DİKKATİMİ ÇEKEN ŞEYLER

Esip gürlüyoruz ama elin Amerikalısı bildiğini söyleyiveriyor


Artık savaş kapımızda. AKP Genel Başkanı Erdoğan her gün en az iki kere esip gürlüyor Amerika’ya karşı. “Kolla kendini” diyor “Bak girmek üzereyiz” diye devam ediyor sonra da “Teröristlerle birlikte gömerim seni de” tehdidini savuruyor. Ancak bütün bunlar söylenirken Amerika’ya aslında hiç dokunmuyoruz bile.
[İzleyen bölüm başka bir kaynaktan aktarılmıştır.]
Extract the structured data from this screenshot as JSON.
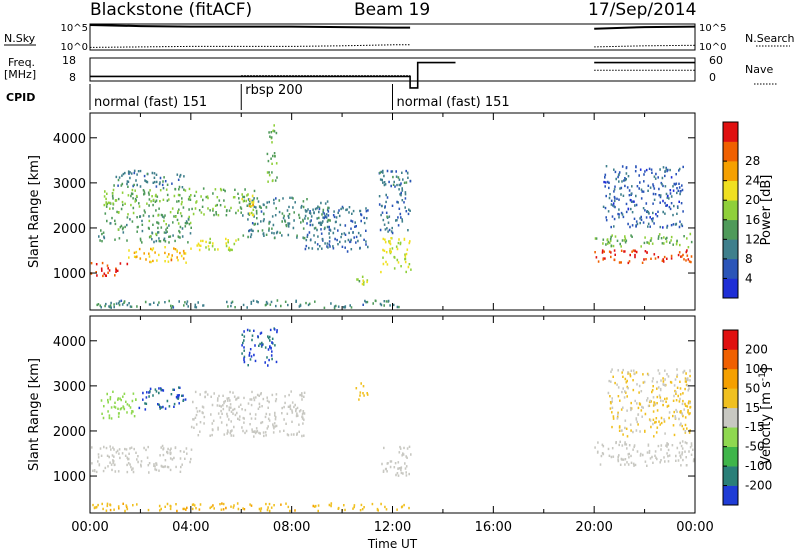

Örneğin hep gündemde olan İncirlik Üssü ile ilgili iktidar kılını bile kıpırdatmıyor. Kıpırdatmadığı gibi “Madem Amerika bu kadar kötülük yapıyor niye İncirliği kapatmıyoruz?” sorularına bile cevap vermiyor. Kamuoyu Erdoğan’ın sözleriyle gururlanırken elin Amerikalısı da çıkıp “PYD’ye yardım eden uçaklar İncirlik’ten kalkıyor” diye açıklama yapıyor ama kimse tınmıyor.  Amerika’nın Ankara eski Büyükelçisi James Jeffrey ülkesinde yapılan bir panelde aynen şunları söylemiş; “Amerika IŞİD’e karşı savaşta PKK bağlantılı grubun öncülüğündeki güce destek veriyor, Türkiye buna her gün tepki gösteriyor ama bu gücü destekleyen uçaklar büyük oranda Türkiye’deki üslerden kalkıyor. Erdoğan buna her gün izin veriyor.” Amerikalılar bile İncirlik Üssü’nün hangi melanetler için kullanıldığını itiraf etmekten çekinmiyor ama bizim iktidarımız nedense bu üsle ilgili hiçbir şey yapmıyor.